That thought aside, before your healing had manifested, through the bleeding and the weeping and the processing, we bond, and we see new forms of glory. Sometimes God heals instantly, but other times, he’ll ask people to be dipped in the water seven times, but they are fully healed either way.
This year, I’m leaving a lot of people and things I love behind. There are so many beloved friends, kids that will grow and change so much, the best city in the world, and one person that I’ve had to say goodbye to over and over again for years but nevertheless the pain is the same in that every time.
I left my sweet Chattanooga with my feet ready to walk forward, and my fists white-knuckled around a life I love. From Chattanooga to Atlanta, I wept, because I was leaving things behind, and it’s hard. That’s a real thing, and to be honest, there’s a loss that happened even the morning that I drove down that my heart is still not at peace with.
Then I get here to launch in Atlanta where we are training for a few days before we fly out. I’ve been sitting here in hours of seminars about how to communicate well and how to not be an obnoxious American and how to not be a target to get kidnapped, etc. All of these people are ready to dive in full throttle into these eleven months.
I sat among the people worried that if I didn’t have everything resolved- if I was still processing, how was I going to pour out on the field?

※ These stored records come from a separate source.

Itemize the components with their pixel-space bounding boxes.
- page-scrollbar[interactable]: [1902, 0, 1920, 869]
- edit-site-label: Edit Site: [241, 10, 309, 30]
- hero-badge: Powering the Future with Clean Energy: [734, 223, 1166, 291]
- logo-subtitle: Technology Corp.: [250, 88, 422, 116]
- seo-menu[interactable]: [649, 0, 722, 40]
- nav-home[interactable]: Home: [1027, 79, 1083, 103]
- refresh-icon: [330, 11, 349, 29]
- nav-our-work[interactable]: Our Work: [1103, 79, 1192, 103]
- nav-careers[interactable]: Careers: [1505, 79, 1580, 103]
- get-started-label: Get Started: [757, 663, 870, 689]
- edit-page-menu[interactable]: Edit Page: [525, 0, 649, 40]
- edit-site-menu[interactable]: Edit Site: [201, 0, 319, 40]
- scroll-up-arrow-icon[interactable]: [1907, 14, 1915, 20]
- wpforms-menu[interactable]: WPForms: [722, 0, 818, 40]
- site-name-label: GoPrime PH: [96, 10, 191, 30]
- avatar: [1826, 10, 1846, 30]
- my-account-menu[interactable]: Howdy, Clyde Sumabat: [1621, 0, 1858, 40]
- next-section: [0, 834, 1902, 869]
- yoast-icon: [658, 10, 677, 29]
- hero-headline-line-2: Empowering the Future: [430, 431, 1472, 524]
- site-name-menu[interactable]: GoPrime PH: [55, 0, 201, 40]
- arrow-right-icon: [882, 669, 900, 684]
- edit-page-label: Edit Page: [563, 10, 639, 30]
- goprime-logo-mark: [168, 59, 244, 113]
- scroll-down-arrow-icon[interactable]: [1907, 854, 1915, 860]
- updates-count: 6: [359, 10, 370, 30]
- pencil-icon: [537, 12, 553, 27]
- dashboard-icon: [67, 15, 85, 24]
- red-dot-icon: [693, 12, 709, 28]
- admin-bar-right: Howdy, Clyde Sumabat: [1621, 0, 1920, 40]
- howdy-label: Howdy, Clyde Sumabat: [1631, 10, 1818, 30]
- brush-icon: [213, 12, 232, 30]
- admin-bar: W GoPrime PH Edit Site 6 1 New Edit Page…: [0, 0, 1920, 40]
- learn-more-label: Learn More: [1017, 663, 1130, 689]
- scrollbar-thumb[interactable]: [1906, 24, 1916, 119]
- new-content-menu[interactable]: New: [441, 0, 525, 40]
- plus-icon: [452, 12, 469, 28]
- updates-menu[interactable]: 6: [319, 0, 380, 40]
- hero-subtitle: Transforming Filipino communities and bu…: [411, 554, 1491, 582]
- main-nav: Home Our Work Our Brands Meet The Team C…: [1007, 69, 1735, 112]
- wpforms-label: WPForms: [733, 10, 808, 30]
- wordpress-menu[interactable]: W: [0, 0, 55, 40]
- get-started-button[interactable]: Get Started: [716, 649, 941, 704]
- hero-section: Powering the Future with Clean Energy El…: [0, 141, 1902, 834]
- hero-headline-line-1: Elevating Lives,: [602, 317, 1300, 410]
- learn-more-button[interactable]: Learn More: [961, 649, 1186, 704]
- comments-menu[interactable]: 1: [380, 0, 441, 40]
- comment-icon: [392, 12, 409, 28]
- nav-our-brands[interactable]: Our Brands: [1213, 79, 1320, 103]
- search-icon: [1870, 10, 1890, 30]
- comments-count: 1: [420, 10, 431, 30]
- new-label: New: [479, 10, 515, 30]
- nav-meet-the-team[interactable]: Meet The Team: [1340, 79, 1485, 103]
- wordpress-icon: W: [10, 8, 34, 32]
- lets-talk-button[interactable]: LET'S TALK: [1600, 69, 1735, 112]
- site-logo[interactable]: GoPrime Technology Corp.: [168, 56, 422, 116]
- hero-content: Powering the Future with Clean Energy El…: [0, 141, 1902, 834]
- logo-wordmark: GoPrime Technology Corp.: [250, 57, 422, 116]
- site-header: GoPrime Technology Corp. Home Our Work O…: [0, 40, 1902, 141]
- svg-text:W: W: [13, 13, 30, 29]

Then, in the midst of all of the seminars, two powerful women came up to speak about sharing our raw stories with the ones we’re ministering to even if we still feel shame about it- even if we are still hurting over it but have hope that we will indeed be healed.
Then somewhere in our stories, there are connections and similarities where we go from being foreign strangers to brothers and sister, and we form a team and come against the challenges together pushing each other toward freedom.
As of today, I have a new prayer for this year, and it’s that I may weep with new brothers and sisters. Yes, I want joy and fun and celebration, but I want to walk beside people with similar experiences that unite all of us together.
Maybe some of these countries will have ice cream and Pat Benetar.